SUM: A quivering red dot on my garage door shattered in a moment my illusion that I lived in the perfect neighborhood.
The Other Half and I were bidding a few friends farewell as they walked to their cars in the calm darkness. They'd come to celebrate our new, very fine rental house, with two cats in the yard -- plus cathedral ceilings and a great location.
"Did you see that red dot on your garage door?" Jason asked abruptly, breaking the stream of good-byes and have-a-good-nights.
We didn't at first. But there it was again. Small, piercing, insidious.
My only experience with those dots was through the television. Oh, I'd seen the shoot-em-up movies, with men looking down to notice little red dots on their chests just before being blown to bits.
Maybe I haven't moved into the perfect neighborhood, I thought. Maybe I've moved next door to a sniper. Those people have to live somewhere, after all. Just because there's no bell tower on my street doesn't mean that some crackpot can't get a little target practice in, using his new neighbors as the targets.
Stay calm, I thought. Let everyone leave, then dive into the shrubs, where you can shiver and cry like a naked baby in Iceland.
I was stretching my 911 finger when I saw them heard them. They were crouching behind the bushes across the street -- two snot-nosed middle-schoolers trying not to wet their pants with laughter.
And in one, pre-pubescent hand ... A LASER POINTER.
It wasn't the first time I'd been a victim. Walking from the office to my car late one night, I noticed the cursed red dot on my pants. I looked up to see three boys, all about 13, on bikes. I gave them my best I'm-an-old-fuddy-duddy-so-get-the-hell-out-of-my-way look.
"I'm sorry," one said. "I meant to hit the cute girl behind you."
I turned around. Sure enough, there's the office slut in her too-short, Ally McBeal get up.
It was confusing. The juvenile delinquents use laser pointers on new neighbors they obviously want to drive insane, but they also use them on busty young women they want to drive to the nearest deserted country road.
Better the country just adopt the same philosophy on laser pointers as school districts, movie theaters and stadiums across the country: Ban those public nuisances!
Sure, they were promoted on "Seinfeld." Some wiseacre fixed a dot on George's head and followed him, to the amusement of people all over New York. Yeah, that's great until George goes blind and ends up selling pencils on a street corner! Where's the fun and games then? Huh?

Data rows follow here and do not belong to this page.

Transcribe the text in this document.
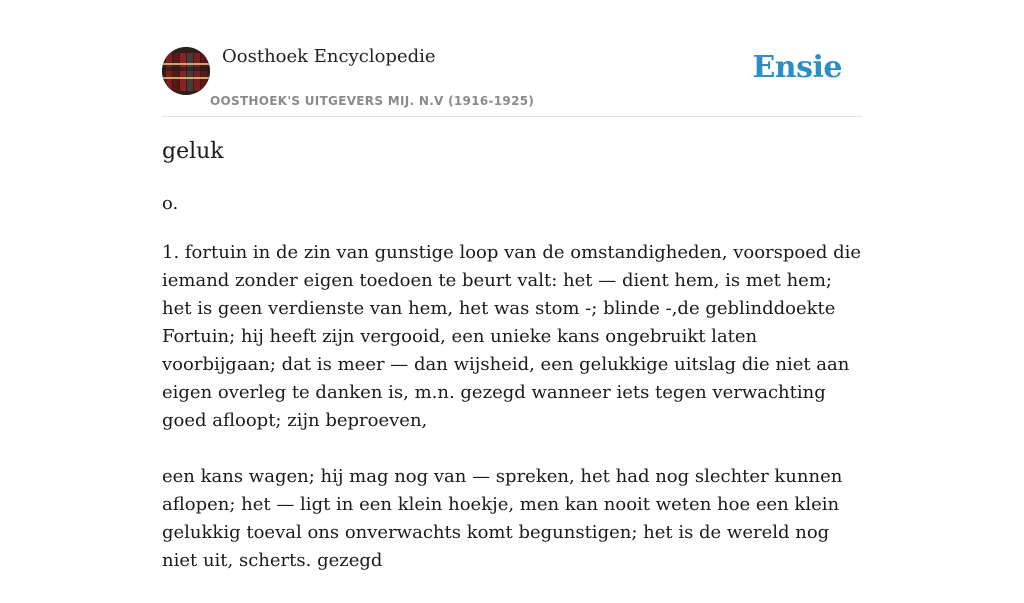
Oosthoek Encyclopedie
OOSTHOEK'S UITGEVERS MIJ. N.V (1916-1925)
Ensie
geluk
o.

1. fortuin in de zin van gunstige loop van de omstandigheden, voorspoed die iemand zonder eigen toedoen te beurt valt: het — dient hem, is met hem; het is geen verdienste van hem, het was stom -; blinde -,de geblinddoekte Fortuin; hij heeft zijn vergooid, een unieke kans ongebruikt laten voorbijgaan; dat is meer — dan wijsheid, een gelukkige uitslag die niet aan eigen overleg te danken is, m.n. gezegd wanneer iets tegen verwachting goed afloopt; zijn beproeven,

een kans wagen; hij mag nog van — spreken, het had nog slechter kunnen aflopen; het — ligt in een klein hoekje, men kan nooit weten hoe een klein gelukkig toeval ons onverwachts komt begunstigen; het is de wereld nog niet uit, scherts. gezegd
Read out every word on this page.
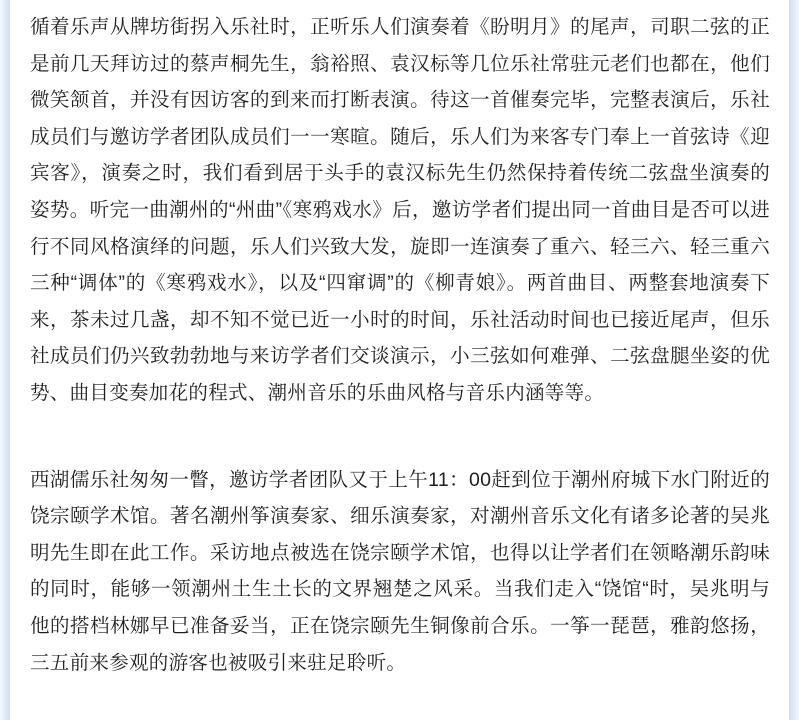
循着乐声从牌坊街拐入乐社时，正听乐人们演奏着《盼明月》的尾声，司职二弦的正是前几天拜访过的蔡声桐先生，翁裕照、袁汉标等几位乐社常驻元老们也都在，他们微笑颔首，并没有因访客的到来而打断表演。待这一首催奏完毕，完整表演后，乐社成员们与邀访学者团队成员们一一寒暄。随后，乐人们为来客专门奉上一首弦诗《迎宾客》，演奏之时，我们看到居于头手的袁汉标先生仍然保持着传统二弦盘坐演奏的姿势。听完一曲潮州的“州曲”《寒鸦戏水》后，邀访学者们提出同一首曲目是否可以进行不同风格演绎的问题，乐人们兴致大发，旋即一连演奏了重六、轻三六、轻三重六三种“调体”的《寒鸦戏水》，以及“四窜调”的《柳青娘》。两首曲目、两整套地演奏下来，茶未过几盏，却不知不觉已近一小时的时间，乐社活动时间也已接近尾声，但乐社成员们仍兴致勃勃地与来访学者们交谈演示，小三弦如何难弹、二弦盘腿坐姿的优势、曲目变奏加花的程式、潮州音乐的乐曲风格与音乐内涵等等。

西湖儒乐社匆匆一瞥，邀访学者团队又于上午11：00赶到位于潮州府城下水门附近的饶宗颐学术馆。著名潮州筝演奏家、细乐演奏家，对潮州音乐文化有诸多论著的吴兆明先生即在此工作。采访地点被选在饶宗颐学术馆，也得以让学者们在领略潮乐韵味的同时，能够一领潮州土生土长的文界翘楚之风采。当我们走入“饶馆“时，吴兆明与他的搭档林娜早已准备妥当，正在饶宗颐先生铜像前合乐。一筝一琵琶，雅韵悠扬，三五前来参观的游客也被吸引来驻足聆听。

The issue was beginning to haunt my dreams. I had no choice but to buy a laser pointer and put it on my fat expense account so I could study the demon beam up close.
I got a key-chain model with five interchangeable heads -- an arrow, a star, a dollar sign, a target and a dash. I put a dot on Mr. Half's tiny bald spot. I wiggled the star around on the wall and watched my cats jump for it.
I took it to work and shined it on my fellow employees. I let other people play with it. Everybody seemed to really like it. How immature!
I brought it home and played with the cats some more. It was all in the name of research, you see.
Maybe I won't expense my laser pointer and turn it over to the company. Maybe I'll just hang onto it and do some more research.
Like studying the reaction of two neighborhood middle schoolers when a small, laser bearing device is shoved up their nostrils.
Now THAT'S fun with laser pointers.
~Heidi Nieland is a former staff writer for the Southeast Missourian who now lives in Pensacola, Fla.